Die Liebe nahm ihren ganzen Mut und ihre gesamte Weisheit zusammen, die sie von ihren Eltern geerbt hatte, und stellte sich dem Willen in den Weg.
"Du siehst unglücklich aus", sagte die Liebe und blickte dem Willen gerade ins Gesicht. "Deine Augen sind finster. Früher hast du gestrahlt und warst schön."
"Geh mir aus dem Weg", sagte der Wille, "ich kenne dich nicht."

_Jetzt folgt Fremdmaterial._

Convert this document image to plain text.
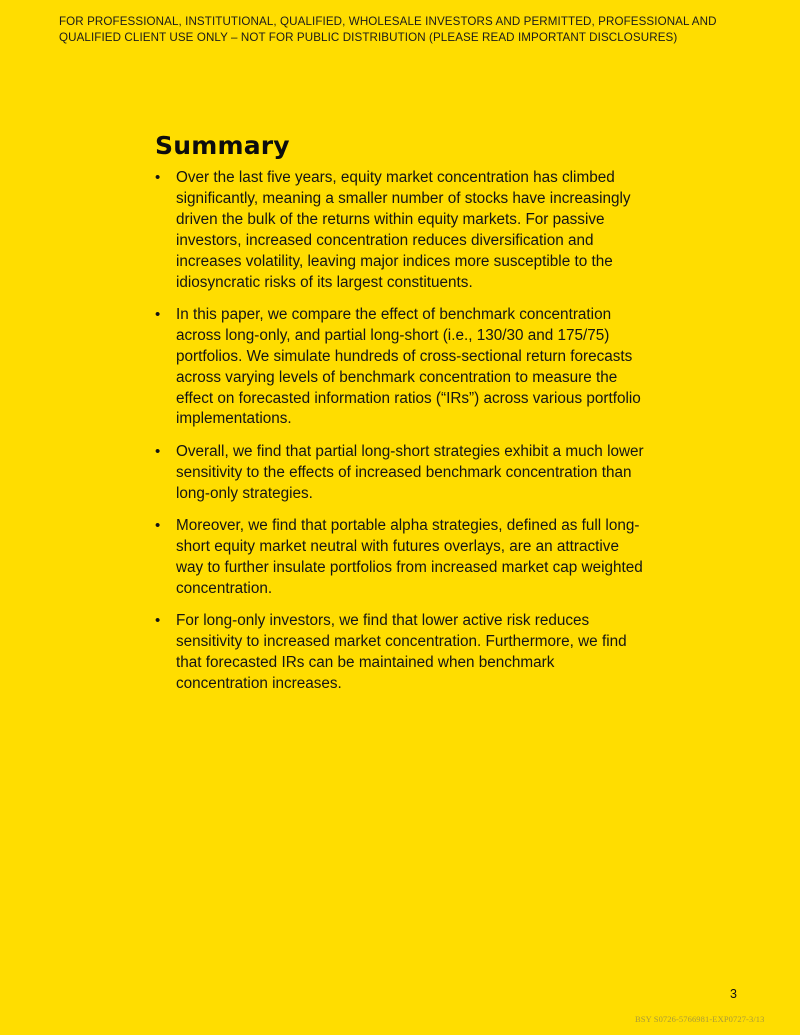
FOR PROFESSIONAL, INSTITUTIONAL, QUALIFIED, WHOLESALE INVESTORS AND PERMITTED, PROFESSIONAL AND QUALIFIED CLIENT USE ONLY – NOT FOR PUBLIC DISTRIBUTION (PLEASE READ IMPORTANT DISCLOSURES)
Summary
•	Over the last five years, equity market concentration has climbed significantly, meaning a smaller number of stocks have increasingly driven the bulk of the returns within equity markets. For passive investors, increased concentration reduces diversification and increases volatility, leaving major indices more susceptible to the idiosyncratic risks of its largest constituents.
•	In this paper, we compare the effect of benchmark concentration across long-only, and partial long-short (i.e., 130/30 and 175/75) portfolios. We simulate hundreds of cross-sectional return forecasts across varying levels of benchmark concentration to measure the effect on forecasted information ratios (“IRs”) across various portfolio implementations.
•	Overall, we find that partial long-short strategies exhibit a much lower sensitivity to the effects of increased benchmark concentration than long-only strategies.
•	Moreover, we find that portable alpha strategies, defined as full long-short equity market neutral with futures overlays, are an attractive way to further insulate portfolios from increased market cap weighted concentration.
•	For long-only investors, we find that lower active risk reduces sensitivity to increased market concentration. Furthermore, we find that forecasted IRs can be maintained when benchmark concentration increases.
3
BSY S0726-5766981-EXP0727-3/13
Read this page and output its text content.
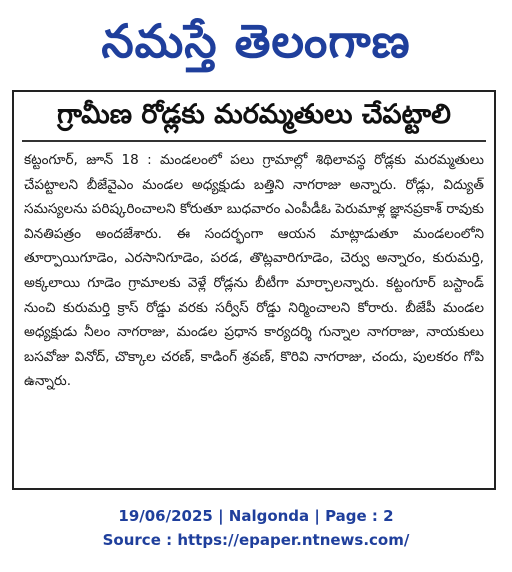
నమస్తే తెలంగాణ
గ్రామీణ రోడ్లకు మరమ్మతులు చేపట్టాలి
కట్టంగూర్, జూన్ 18 : మండలంలో పలు గ్రామాల్లో శిథిలావస్థ రోడ్లకు మరమ్మతులు చేపట్టాలని బీజేవైఎం మండల అధ్యక్షుడు బత్తిని నాగరాజు అన్నారు. రోడ్లు, విద్యుత్ సమస్యలను పరిష్కరించాలని కోరుతూ బుధవారం ఎంపీడీఓ పెరుమాళ్ల జ్ఞానప్రకాశ్ రావుకు వినతిపత్రం అందజేశారు. ఈ సందర్భంగా ఆయన మాట్లాడుతూ మండలంలోని తూర్పాయిగూడెం, ఎరసానిగూడెం, పరడ, తొట్లవారిగూడెం, చెర్వు అన్నారం, కురుమర్తి, అక్కలాయి గూడెం గ్రామాలకు వెళ్లే రోడ్లను బీటీగా మార్చాలన్నారు. కట్టంగూర్ బస్టాండ్ నుంచి కురుమర్తి క్రాస్ రోడ్డు వరకు సర్వీస్ రోడ్డు నిర్మించాలని కోరారు. బీజేపీ మండల అధ్యక్షుడు నీలం నాగరాజు, మండల ప్రధాన కార్యదర్శి గున్నాల నాగరాజు, నాయకులు బసవోజు వినోద్, చొక్కాల చరణ్, కాడింగ్ శ్రవణ్, కొరివి నాగరాజు, చందు, పులకరం గోపి ఉన్నారు.
19/06/2025 | Nalgonda | Page : 2
Source : https://epaper.ntnews.com/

"Erinnerst du dich nicht", sagte die Liebe, "wie wir miteinander durch die Welt zogen? Du trugst ein leichtes Kleid, du konntest tanzen und springen, du liefst mit mir zu den Menschen, und sie nahmen uns mit offenen Armen auf. Du warst mit mir mächtig ohne Waffen. Du brauchtest dich nicht zu schützen, und hinter dir zog nicht der Neid. Lass uns wieder miteinander gehen. Schick sie alle weg, die dich jetzt umgeben und fernhalten von den Menschen und von mir. Auch ich brauche dich, denn ohne dich bin ich schwach und ohnmächtig. ohne dich glauben mir die Menschen nicht. Die Menschen lachen mich aus, sie verletzen und missbrauchen mich."


Während die Liebe diese Worte sprach, wurde der Wille immer wärmer. Und weil auch der Wille ein Kind der Weisheit und des Mutes war, taute er langsam auf und wurde kleiner und kleiner, bis er wieder so gross war wie die Liebe. Da glitt der Mantel von seiner Schulter, und die Orden zersprangen am Boden. Die Wächter fielen tot um, und die Titel flogen im Wind davon.
Ehe sich die Liebe und der Wille versahen, standen sie sich allein gegenüber. Da lachten sie einander zu und fielen sich in die Arme. Der Neid, der den Willen begleitet hatte, war gewichen, und von der Liebe war der Schatten der Angst geflohen.
Seither gehen sie wieder miteinander, die Liebe und der Wille, und gemeinsam sind sie stark, die beiden. Und wenn du sie triffst, dann halte sie fest und warte, bis ich komme, damit ich mit euch ziehen kann.

Frei nach Christa Mulack: Original Titel: Als die Macht und die Liebe sich trennten.